To navigate through all the wonders within, one simply turns the bezel clockwise. This rotating bezel is intuitive, accurate and easy. It helps users glide through all the widgets that fall after the time-telling watch face. A back key and home key sit where one usually finds chronograph pushers. They’re handy, but really the bezel does most of the work. The Galaxy Watch also features the Bixby voice assistant, though we didn’t tap into its functionality. We did explore everything from the superb heart-rate monitor to improved battery life, with the latter claiming multiple days of active use. One business day of casual test use barely diminished battery power. The watch comes complete with a Qi charger for wireless charging.
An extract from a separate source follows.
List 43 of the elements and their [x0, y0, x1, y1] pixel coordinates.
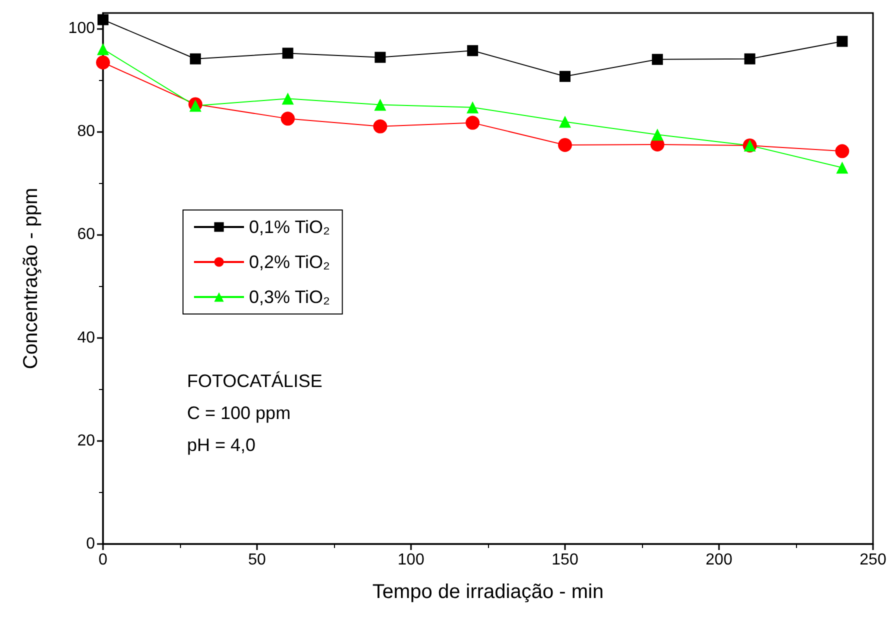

Perhaps most fascinating, the Galaxy Watch features a stress test that turns into a stress management guide—a guru on your wrist more or less. After measuring one’s heart rate a few times, to establish a baseline heart rate reading in the device, the watch monitors the user. If irregularities are detected, it prompts the wearer with breathing exercises. On the flipside, the watch features 39 different tracked workout models and it’s water-resistant for swimmers. It demonstrates to the wearer that it wants to be involved—even while they sleep, with very detailed tracking and analysis—and we found that to be quite successful.

The Galaxy Watch Bluetooth version starts at $330 for the 42mm and $350 for the 46mm. It can be purchased at Amazon in the US, while the Galaxy Watch LTE version is available at Samsung and T-Mobile starting at $380 for the 42mm and $400 for the 46mm.